A glimpse at the future of online scientific discourse


Brian Koberlein recently published a critique of the Electric Universe at Google Plus here …

I’d like to attempt a little experiment here. I’ve been heavily criticized on BoingBoing for making a case for the Electric Universe. People seem to imagine that this idea has been thoroughly debunked, even though my own investigation forces me to disagree.

The reason I focus so much upon this controversy is that, in the process of studying the debate, I’ve come to plainly observe that the arguments commonly lodged against the EU are completely inadequate, and are frequently permeated by misunderstandings. Making this case in a manner which people are willing to read has proven to be far more challenging than identifying these misconceptions and weak arguments.

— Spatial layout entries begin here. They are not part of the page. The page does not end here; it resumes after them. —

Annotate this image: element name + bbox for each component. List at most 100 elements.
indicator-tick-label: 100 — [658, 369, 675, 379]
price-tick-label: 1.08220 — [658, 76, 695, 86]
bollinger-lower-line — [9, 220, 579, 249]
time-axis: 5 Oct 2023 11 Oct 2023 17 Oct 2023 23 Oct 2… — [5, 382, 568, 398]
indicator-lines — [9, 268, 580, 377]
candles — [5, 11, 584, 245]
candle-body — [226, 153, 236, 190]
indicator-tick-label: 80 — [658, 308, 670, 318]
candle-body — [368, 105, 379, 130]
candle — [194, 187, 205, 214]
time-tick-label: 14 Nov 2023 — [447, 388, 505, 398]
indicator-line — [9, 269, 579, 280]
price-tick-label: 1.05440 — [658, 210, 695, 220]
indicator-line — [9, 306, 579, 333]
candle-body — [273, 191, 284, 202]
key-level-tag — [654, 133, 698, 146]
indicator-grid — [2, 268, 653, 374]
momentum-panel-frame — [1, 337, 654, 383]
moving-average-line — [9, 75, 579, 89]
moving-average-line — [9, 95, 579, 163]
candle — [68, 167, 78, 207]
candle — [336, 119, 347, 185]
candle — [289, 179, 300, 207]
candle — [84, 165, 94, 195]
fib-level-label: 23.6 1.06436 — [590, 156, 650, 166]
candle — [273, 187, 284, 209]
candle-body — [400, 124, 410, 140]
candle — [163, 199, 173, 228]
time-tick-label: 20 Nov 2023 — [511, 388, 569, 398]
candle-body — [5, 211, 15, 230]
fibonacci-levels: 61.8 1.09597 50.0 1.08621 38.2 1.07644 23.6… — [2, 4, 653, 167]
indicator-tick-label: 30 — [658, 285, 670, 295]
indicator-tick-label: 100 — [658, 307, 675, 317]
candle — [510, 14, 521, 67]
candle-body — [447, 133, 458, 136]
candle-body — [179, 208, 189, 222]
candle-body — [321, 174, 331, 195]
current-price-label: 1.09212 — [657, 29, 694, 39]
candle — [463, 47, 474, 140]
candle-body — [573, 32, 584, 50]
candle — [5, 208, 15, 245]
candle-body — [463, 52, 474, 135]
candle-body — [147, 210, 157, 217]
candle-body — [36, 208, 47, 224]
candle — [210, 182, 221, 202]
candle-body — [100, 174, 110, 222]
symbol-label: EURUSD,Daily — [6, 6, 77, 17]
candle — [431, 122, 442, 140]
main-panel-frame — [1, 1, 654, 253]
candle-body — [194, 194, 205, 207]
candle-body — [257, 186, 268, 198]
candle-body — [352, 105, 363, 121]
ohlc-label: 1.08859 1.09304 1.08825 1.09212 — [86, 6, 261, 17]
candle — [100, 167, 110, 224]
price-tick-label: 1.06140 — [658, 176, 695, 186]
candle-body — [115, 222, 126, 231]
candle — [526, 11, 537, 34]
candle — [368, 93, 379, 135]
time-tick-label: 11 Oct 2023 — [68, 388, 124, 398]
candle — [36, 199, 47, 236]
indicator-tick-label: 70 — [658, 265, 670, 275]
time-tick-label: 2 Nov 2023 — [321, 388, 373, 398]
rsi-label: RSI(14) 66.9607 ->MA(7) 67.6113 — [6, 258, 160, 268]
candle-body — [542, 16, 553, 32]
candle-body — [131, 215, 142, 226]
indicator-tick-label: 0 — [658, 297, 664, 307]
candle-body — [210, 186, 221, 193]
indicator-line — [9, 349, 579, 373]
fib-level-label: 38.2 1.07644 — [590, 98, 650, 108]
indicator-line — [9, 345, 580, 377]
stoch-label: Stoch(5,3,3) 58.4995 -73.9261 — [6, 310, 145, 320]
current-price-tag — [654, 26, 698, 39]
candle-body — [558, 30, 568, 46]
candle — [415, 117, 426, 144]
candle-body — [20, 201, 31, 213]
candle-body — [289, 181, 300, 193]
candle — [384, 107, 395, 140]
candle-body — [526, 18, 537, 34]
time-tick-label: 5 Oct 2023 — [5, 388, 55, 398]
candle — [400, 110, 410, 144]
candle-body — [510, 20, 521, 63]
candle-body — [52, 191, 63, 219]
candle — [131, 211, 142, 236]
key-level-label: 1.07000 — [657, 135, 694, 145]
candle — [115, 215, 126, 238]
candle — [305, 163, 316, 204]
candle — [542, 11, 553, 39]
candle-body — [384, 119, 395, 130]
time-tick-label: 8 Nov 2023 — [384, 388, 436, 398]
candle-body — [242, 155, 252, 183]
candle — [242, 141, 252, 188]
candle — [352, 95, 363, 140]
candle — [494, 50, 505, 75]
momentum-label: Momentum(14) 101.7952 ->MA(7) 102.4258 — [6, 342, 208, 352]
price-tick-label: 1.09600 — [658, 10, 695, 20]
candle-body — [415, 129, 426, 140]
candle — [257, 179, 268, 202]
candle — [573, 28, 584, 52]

My larger purpose here is to imagine what the future of scientific discourse would look like on this topic: Take the existing debate, and add in an annotation layer which permits us to analyze our own decision-making processes on this specific issue. This is a form of thinking about thinking which – in theory – only becomes clear with the annotations. This same approach can be applied to scientific papers and scientific press releases.

Up until this point, my belief that annotations were a potential solution to the crisis we see with online scientific discourse was just a hypothesis. Now that I have a prototype in hand, I can see that this was more than just a guess.

This is obviously just a static prototype. The final form would include URL links which access the resources and link into a knowledge graph via key concepts, among other features I’ve already discussed in prior threads. It would also obviously include an ability to add further annotations, and a system for rating contributions which prioritizes the visualization of these contributions.

(BTW: Although I am fairly confident in the accuracy of the content here, there may be sporadic technical mistakes)

It’s my belief that by building such systems, we can get a clearer picture for promising lines of investigation in science. I would go so far as to say that innovation in all of the disciplines of science will greatly benefit from systems that are designed to manage controversy and organize our conceptual knowledge.